The Dangers of Disinformation
The press outlets engaging in this revisionism and even rehabilitating Azov and other far-right extremists are doing an enormous disservice to their audiences and are not helping Ukraine in the process.
“The Western media coverage of the far right in Ukraine during the Russia-Ukraine war can help significantly boost the Ukrainian far-right popularity in the West,” says Katchanovski. “It can help to attract many far-right Western volunteers to far-right or far-right linked armed formations in Ukraine and new far-right followers in Western countries. There are already such signs.”
Before the war, the German government–funded Counter Extremism Project had warned that Ukraine’s paramilitary training infrastructure “presents the risk that violence-oriented right-wing extremist and terrorist individuals from abroad obtain weapons and explosives training in Ukraine,” potentially “increas[ing] the effectiveness of the violence that these individuals may perpetrate in their home countries.” Yet despite years of media fixation on the threat of far-right terrorism — a threat that’s still relatively small at this stage but has the potential to get much worse — this concern, when it’s not dismissed as a Kremlin talking point, goes almost entirely undiscussed in the Western press, even as thousands of foreign fighters, some of them homegrown extremists, stream into the country.
There are serious risks for Ukraine, too. A Western public uninformed about the dangers of the far right is watching its governments, with no debate, send an avalanche of weaponry into the country, where it will fall (and some has already fallen) into the hands of extremists — the same extremists who have serially attacked vulnerable groups, want to institute a dictatorship, have repeatedly threatened and carried out violence against the government, and have already helped overthrow one president. With Zelensky now envisioning a postwar Ukrainian society with more armed people in the streets, and members of the military and National Guard — both institutions where extremists have made a home — patrolling everyday locations, this risk is all the bigger.

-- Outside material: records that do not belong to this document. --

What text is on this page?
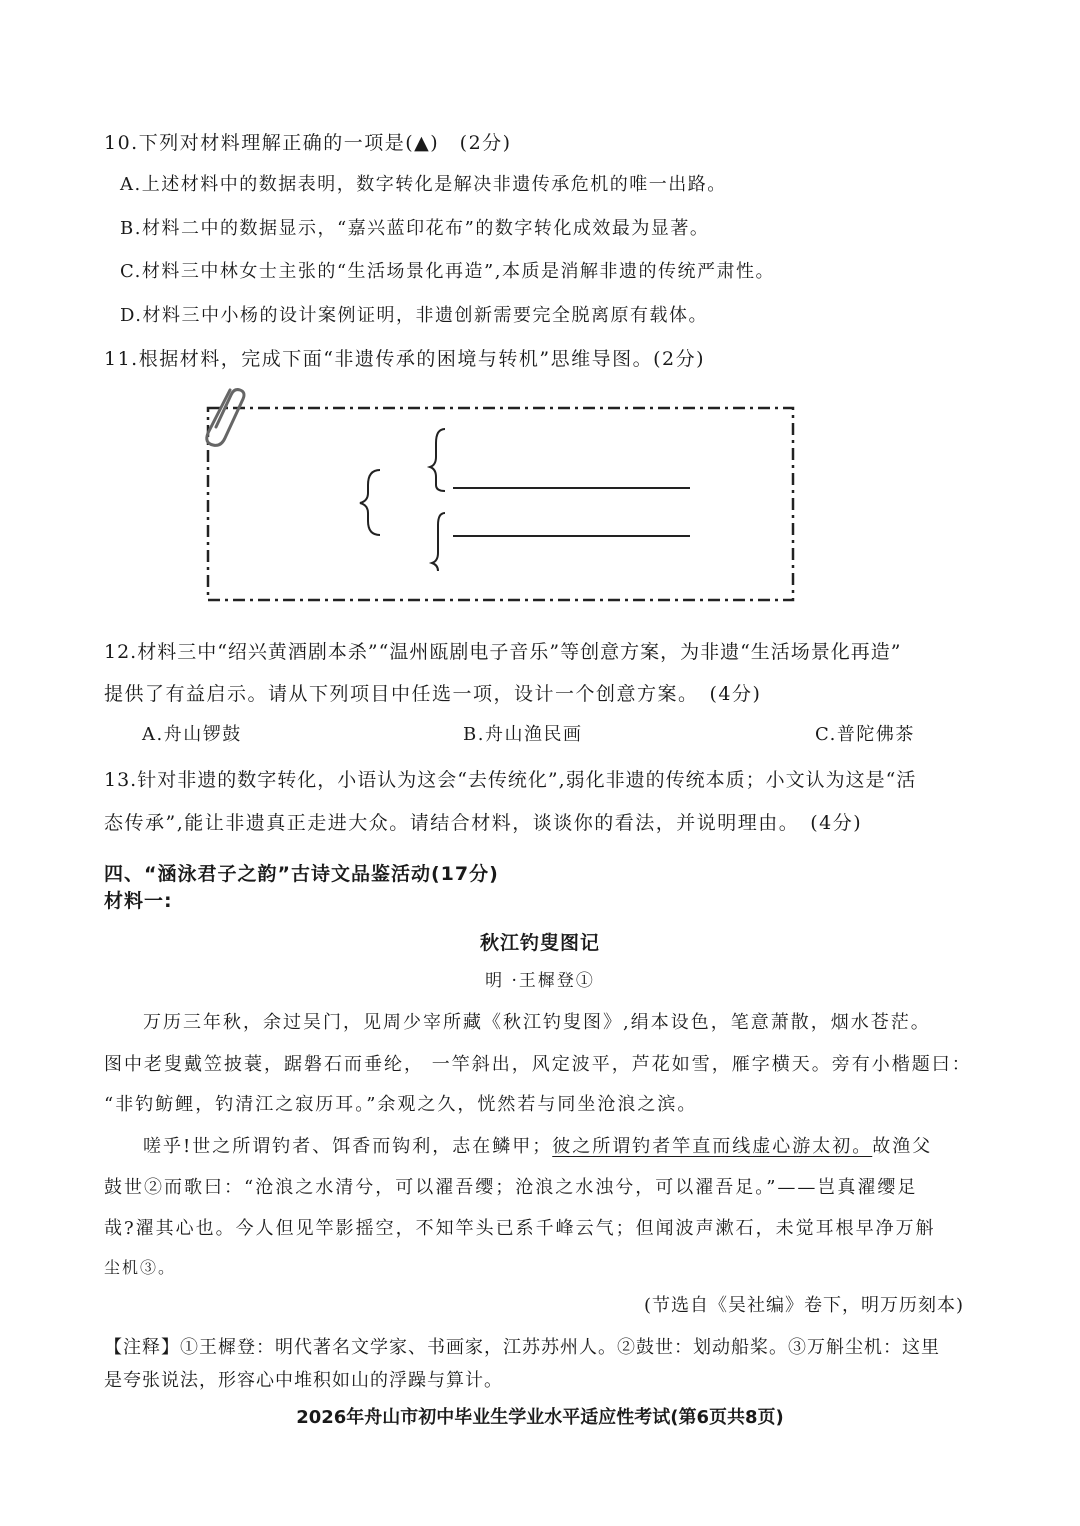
10.下列对材料理解正确的一项是(▲)　(2分)
A.上述材料中的数据表明，数字转化是解决非遗传承危机的唯一出路。
B.材料二中的数据显示，“嘉兴蓝印花布”的数字转化成效最为显著。
C.材料三中林女士主张的“生活场景化再造”,本质是消解非遗的传统严肃性。
D.材料三中小杨的设计案例证明，非遗创新需要完全脱离原有载体。
11.根据材料，完成下面“非遗传承的困境与转机”思维导图。(2分)
12.材料三中“绍兴黄酒剧本杀”“温州瓯剧电子音乐”等创意方案，为非遗“生活场景化再造”
提供了有益启示。请从下列项目中任选一项，设计一个创意方案。　(4分)
A.舟山锣鼓	B.舟山渔民画	C.普陀佛茶
13.针对非遗的数字转化，小语认为这会“去传统化”,弱化非遗的传统本质；小文认为这是“活
态传承”,能让非遗真正走进大众。请结合材料，谈谈你的看法，并说明理由。　(4分)
四、“涵泳君子之韵”古诗文品鉴活动(17分)
材料一:
秋江钓叟图记
明 ·王樨登①
万历三年秋，余过吴门，见周少宰所藏《秋江钓叟图》,绢本设色，笔意萧散，烟水苍茫。
图中老叟戴笠披蓑，踞磐石而垂纶， 一竿斜出，风定波平，芦花如雪，雁字横天。旁有小楷题曰：
“非钓鲂鲤，钓清江之寂历耳。”余观之久，恍然若与同坐沧浪之滨。
嗟乎!世之所谓钓者、饵香而钩利，志在鳞甲；彼之所谓钓者竿直而线虚心游太初。故渔父
鼓世②而歌曰：“沧浪之水清兮，可以濯吾缨；沧浪之水浊兮，可以濯吾足。”——岂真濯缨足
哉?濯其心也。今人但见竿影摇空，不知竿头已系千峰云气；但闻波声漱石，未觉耳根早净万斛
尘机③。
(节选自《吴社编》卷下，明万历刻本)
【注释】①王樨登：明代著名文学家、书画家，江苏苏州人。②鼓世：划动船桨。③万斛尘机：这里
是夸张说法，形容心中堆积如山的浮躁与算计。
2026年舟山市初中毕业生学业水平适应性考试(第6页共8页)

Putin’s war on Ukraine has, ironically, been a boon to its far right, which has been further legitimized, better equipped, and supplied with volunteers as a result of his attack. Tragically, the Western press is now also assisting this process, unwittingly advancing extremists’ preferred talking points. We don’t have to pretend there’s no far right problem in Ukraine to give the country our support and solidarity. But by rewriting history and doing PR for literal Nazis, we may be sleepwalking into more disaster.